At this point in the tour I am dripping with sweat and I’m hungry. I can feel the sun beating down and I am planning my next meal. Mr. Perez brings us on to another section. From my understanding this next area in the far back corner is not technically part of the Tango system. The men inside are not prisoners anymore but are there on their own will. It’s a really a rehab program where men with substance abuse issues go through a three month workbook series before they leave the prison system. The Prefect who greets us at the door is very jovial and explanatory. He is eager to explain how this program works, emphasizing that he is a graduate himself. We later learn that he chooses to live there because every time he leaves, he gets hooked again and evidently ends up back in the system. According to Mr. Perez, he likes giving back to this community and prefers staying.
I was really quite impressed with this section of the prison. It was the first time during my tour that I saw evidence of officials helping the inmates transition into civilian life again. The fact that so many men decided to participate in this program seemed hopeful to me. Maybe it’s a “rose colored glasses” kind of thing.

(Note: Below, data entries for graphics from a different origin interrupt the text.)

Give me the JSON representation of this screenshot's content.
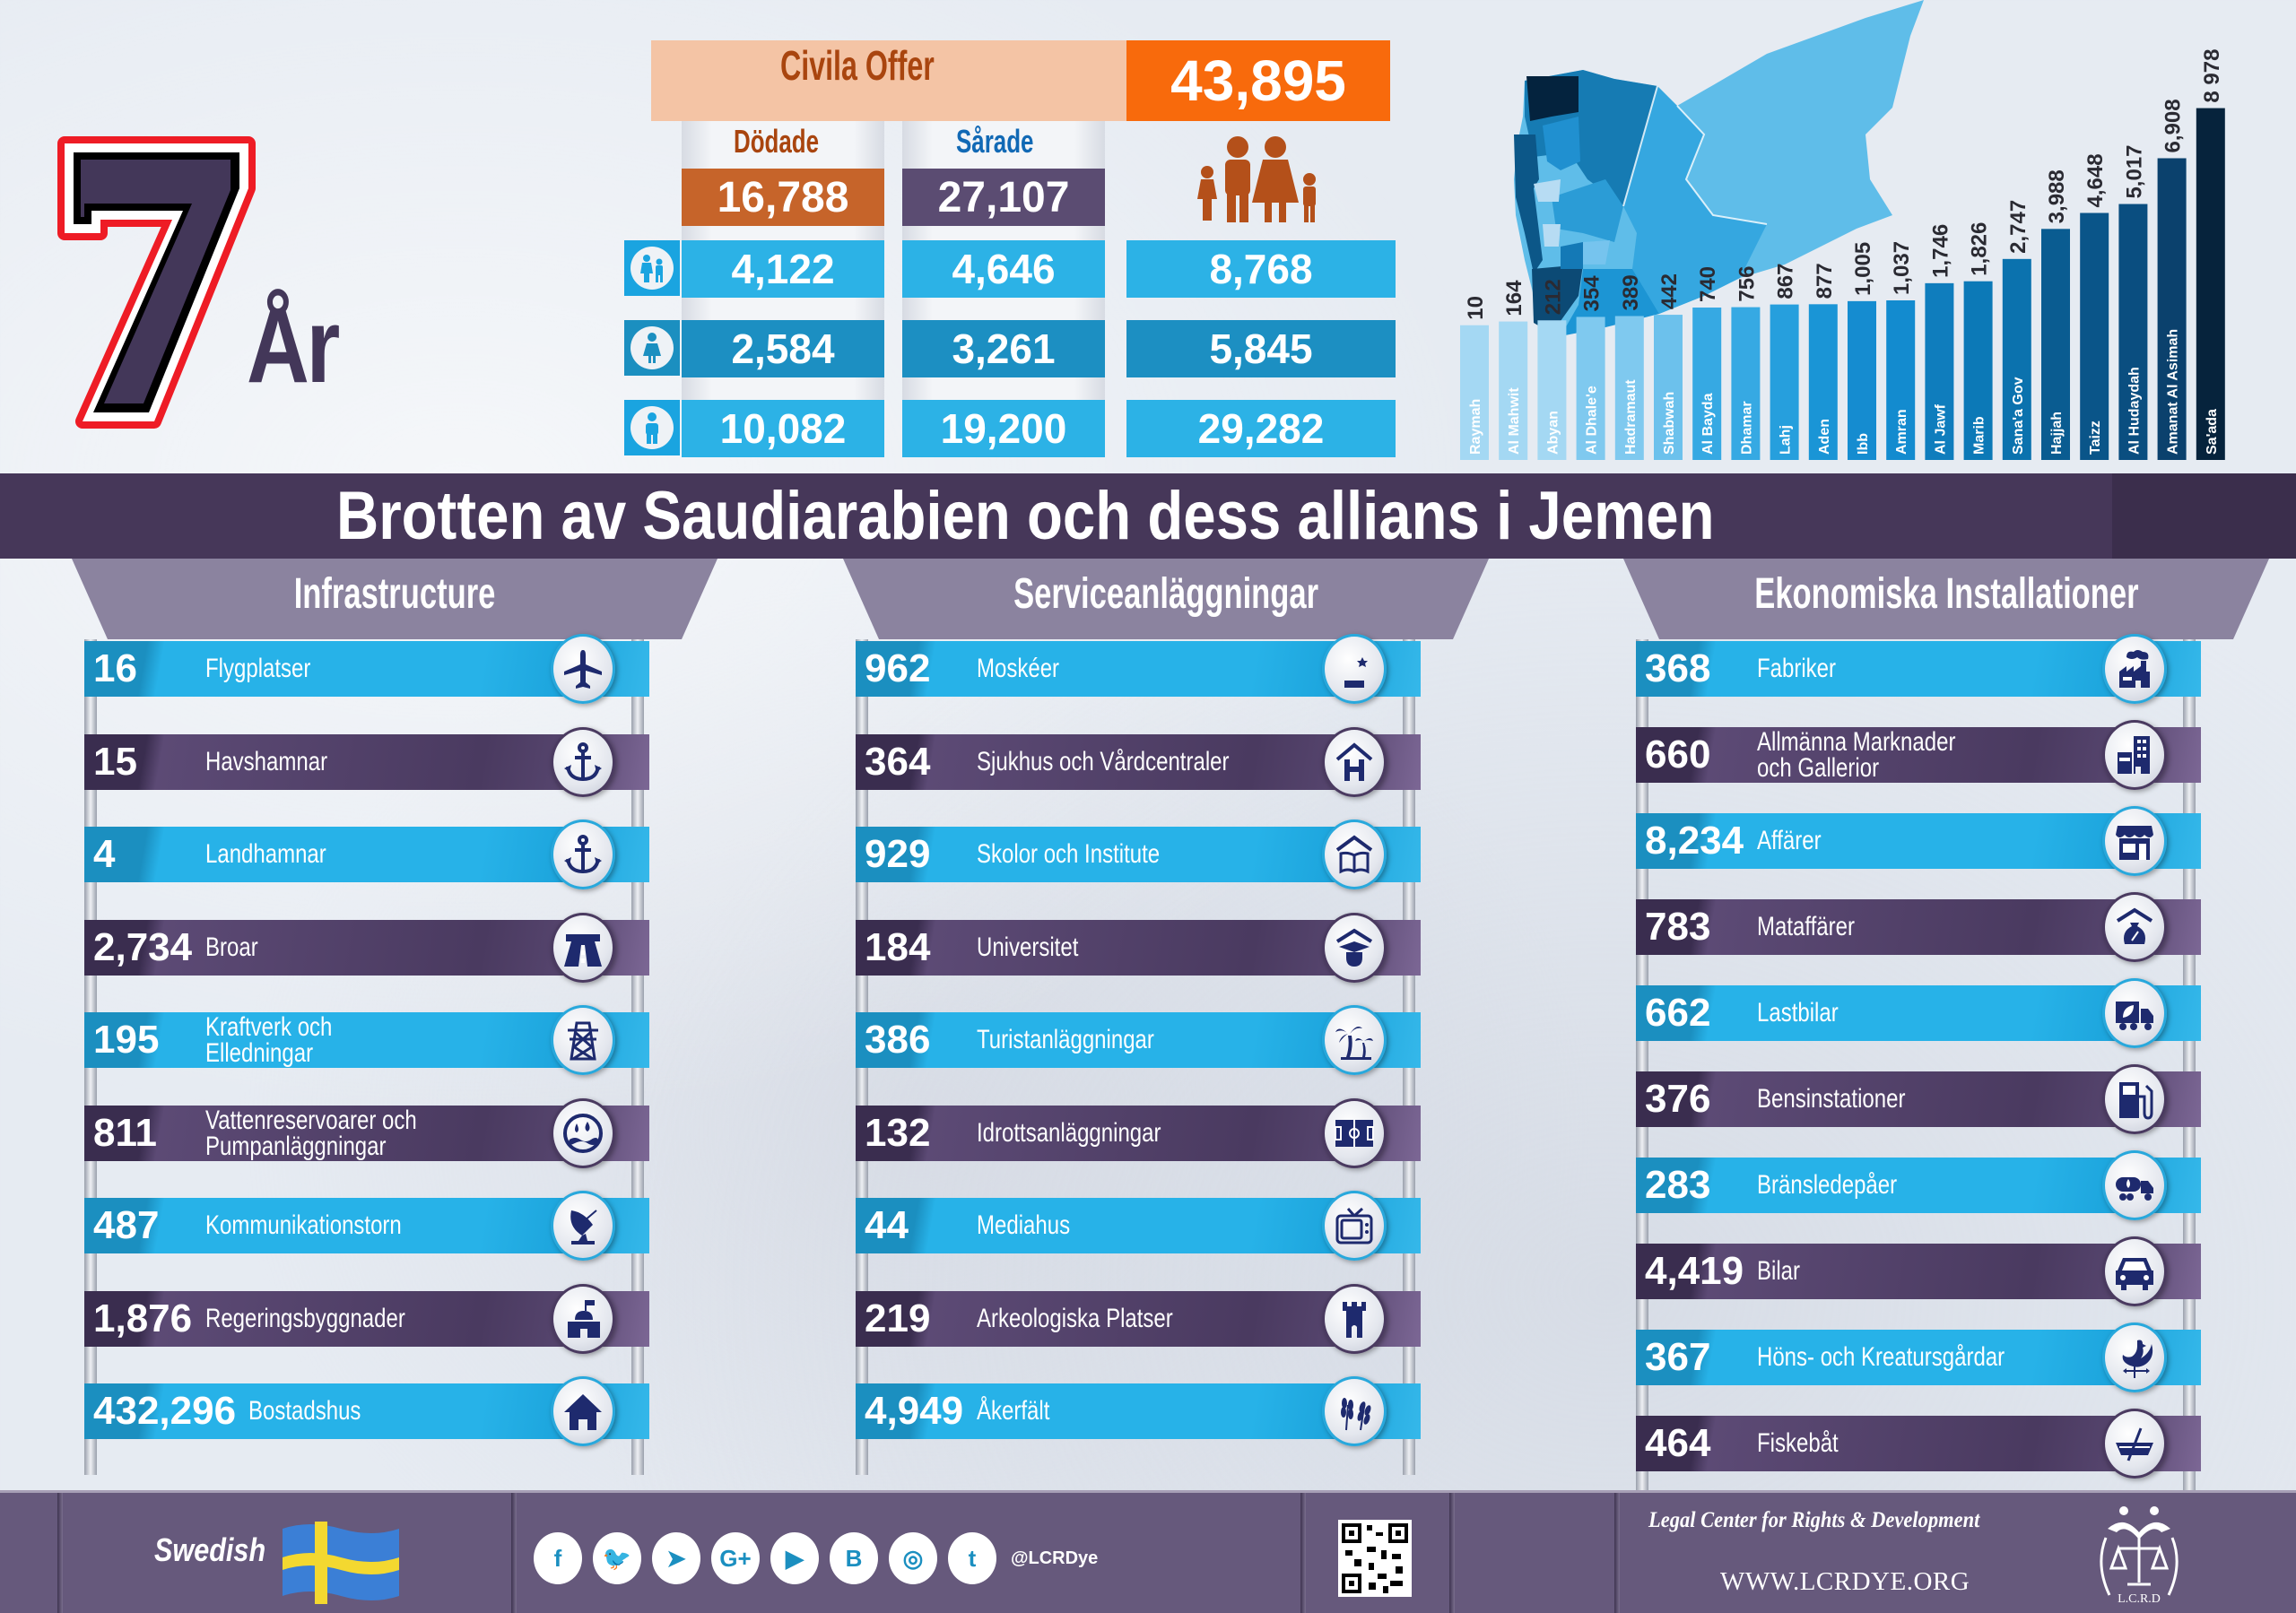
{
  "logo": {
    "number": "7",
    "unit": "År"
  },
  "casualties": {
    "title": "Civila Offer",
    "total": "43,895",
    "killed_label": "Dödade",
    "injured_label": "Sårade",
    "killed_total": "16,788",
    "injured_total": "27,107",
    "rows": [
      {
        "group_icon": "children-icon",
        "killed": "4,122",
        "injured": "4,646",
        "sum": "8,768"
      },
      {
        "group_icon": "woman-icon",
        "killed": "2,584",
        "injured": "3,261",
        "sum": "5,845"
      },
      {
        "group_icon": "man-icon",
        "killed": "10,082",
        "injured": "19,200",
        "sum": "29,282"
      }
    ],
    "colors": {
      "killed": "#c6642a",
      "injured": "#5b4c72",
      "total": "#f86a0c",
      "title": "#a9450f"
    }
  },
  "chart_data": {
    "type": "bar",
    "title": "",
    "xlabel": "",
    "ylabel": "",
    "categories": [
      "Raymah",
      "Al Mahwit",
      "Abyan",
      "Al Dhale'e",
      "Hadramaut",
      "Shabwah",
      "Al Bayda",
      "Dhamar",
      "Lahj",
      "Aden",
      "Ibb",
      "Amran",
      "Al Jawf",
      "Marib",
      "Sana'a Gov",
      "Hajjah",
      "Taizz",
      "Al Hudaydah",
      "Amanat Al Asimah",
      "Sa'ada"
    ],
    "values": [
      10,
      164,
      212,
      354,
      389,
      442,
      740,
      756,
      867,
      877,
      1005,
      1037,
      1746,
      1826,
      2747,
      3988,
      4648,
      5017,
      6908,
      8978
    ],
    "value_labels": [
      "10",
      "164",
      "212",
      "354",
      "389",
      "442",
      "740",
      "756",
      "867",
      "877",
      "1,005",
      "1,037",
      "1,746",
      "1,826",
      "2,747",
      "3,988",
      "4,648",
      "5,017",
      "6,908",
      "8 978"
    ],
    "ylim": [
      0,
      9000
    ],
    "grid": false,
    "orientation": "vertical-labels-rotated"
  },
  "banner": {
    "title": "Brotten av Saudiarabien och dess allians i Jemen"
  },
  "sections": [
    {
      "title": "Infrastructure",
      "items": [
        {
          "value": "16",
          "label": "Flygplatser",
          "icon": "airplane-icon"
        },
        {
          "value": "15",
          "label": "Havshamnar",
          "icon": "anchor-icon"
        },
        {
          "value": "4",
          "label": "Landhamnar",
          "icon": "anchor-icon"
        },
        {
          "value": "2,734",
          "label": "Broar",
          "icon": "bridge-icon"
        },
        {
          "value": "195",
          "label": "Kraftverk och",
          "label2": "Elledningar",
          "icon": "power-tower-icon"
        },
        {
          "value": "811",
          "label": "Vattenreservoarer och",
          "label2": "Pumpanläggningar",
          "icon": "water-icon"
        },
        {
          "value": "487",
          "label": "Kommunikationstorn",
          "icon": "satellite-dish-icon"
        },
        {
          "value": "1,876",
          "label": "Regeringsbyggnader",
          "icon": "government-building-icon"
        },
        {
          "value": "432,296",
          "label": "Bostadshus",
          "icon": "house-icon"
        }
      ]
    },
    {
      "title": "Serviceanläggningar",
      "items": [
        {
          "value": "962",
          "label": "Moskéer",
          "icon": "mosque-icon"
        },
        {
          "value": "364",
          "label": "Sjukhus och Vårdcentraler",
          "icon": "hospital-icon"
        },
        {
          "value": "929",
          "label": "Skolor och Institute",
          "icon": "school-icon"
        },
        {
          "value": "184",
          "label": "Universitet",
          "icon": "graduation-icon"
        },
        {
          "value": "386",
          "label": "Turistanläggningar",
          "icon": "palm-tree-icon"
        },
        {
          "value": "132",
          "label": "Idrottsanläggningar",
          "icon": "sports-field-icon"
        },
        {
          "value": "44",
          "label": "Mediahus",
          "icon": "tv-icon"
        },
        {
          "value": "219",
          "label": "Arkeologiska Platser",
          "icon": "castle-tower-icon"
        },
        {
          "value": "4,949",
          "label": "Åkerfält",
          "icon": "wheat-icon"
        }
      ]
    },
    {
      "title": "Ekonomiska Installationer",
      "items": [
        {
          "value": "368",
          "label": "Fabriker",
          "icon": "factory-icon"
        },
        {
          "value": "660",
          "label": "Allmänna Marknader",
          "label2": "och Gallerior",
          "icon": "mall-icon"
        },
        {
          "value": "8,234",
          "label": "Affärer",
          "icon": "shop-icon"
        },
        {
          "value": "783",
          "label": "Mataffärer",
          "icon": "food-store-icon"
        },
        {
          "value": "662",
          "label": "Lastbilar",
          "icon": "truck-icon"
        },
        {
          "value": "376",
          "label": "Bensinstationer",
          "icon": "gas-pump-icon"
        },
        {
          "value": "283",
          "label": "Bränsledepåer",
          "icon": "fuel-tanker-icon"
        },
        {
          "value": "4,419",
          "label": "Bilar",
          "icon": "car-icon"
        },
        {
          "value": "367",
          "label": "Höns- och Kreatursgårdar",
          "icon": "rooster-icon"
        },
        {
          "value": "464",
          "label": "Fiskebåt",
          "icon": "boat-icon"
        }
      ]
    }
  ],
  "footer": {
    "language": "Swedish",
    "social": [
      {
        "name": "facebook-icon",
        "glyph": "f"
      },
      {
        "name": "twitter-icon",
        "glyph": "🐦"
      },
      {
        "name": "telegram-icon",
        "glyph": "➤"
      },
      {
        "name": "google-plus-icon",
        "glyph": "G+"
      },
      {
        "name": "youtube-icon",
        "glyph": "▶"
      },
      {
        "name": "blogger-icon",
        "glyph": "B"
      },
      {
        "name": "instagram-icon",
        "glyph": "◎"
      },
      {
        "name": "tumblr-icon",
        "glyph": "t"
      }
    ],
    "handle": "@LCRDye",
    "org_name": "Legal Center for Rights & Development",
    "url": "WWW.LCRDYE.ORG",
    "org_logo_text": "L.C.R.D"
  },
  "colors": {
    "purple": "#463759",
    "blue": "#27b2e8",
    "icon_navy": "#1e2a6e",
    "orange": "#f86a0c"
  }
}
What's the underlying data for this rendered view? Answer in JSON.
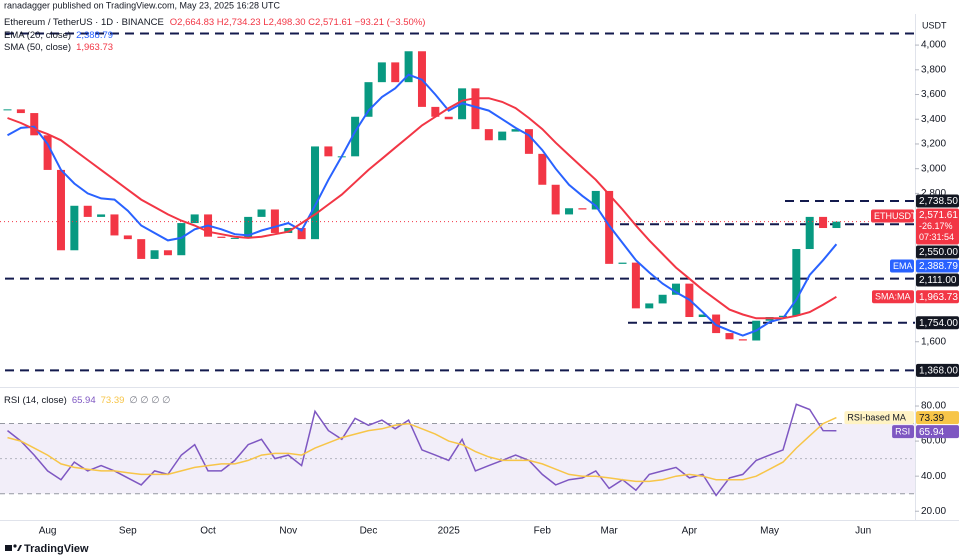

Our next and last stop was the women’s section. Also set off in a far corner, the women’s section is not only far removed but very small. When we entered there were two AA meetings going on, one for English speaking and the other for Spanish speaking. Apparently everyone is in AA. As it turns out we knew one of the women. I recognized her from Orange Walk, where I once lived. I couldn’t remember her name but my friend talked to her for a while. She explained that she was just let out of the prison but they hired her to work there in the AA program. She wants to go back to school to be a social worker. As we leave the women’s section Mr. Perez talks about when she first came to prison and how skinny she was. Now she has meat on her bones and is back on her feet. She too prefers to live at the prison, knowing that life on the outside just might be too challenging for her right now. People seem to respect that.
As we leave the prison and return our visitor badges back in I think about returning. There are a lot of unanswered questions I still have. And there’s a part of me that wants to do something or help somebody. I’ve got to get over that and just BE sometimes.
Nevertheless, the experience was quite interesting. I’m sure I will be thinking about that day for a long time.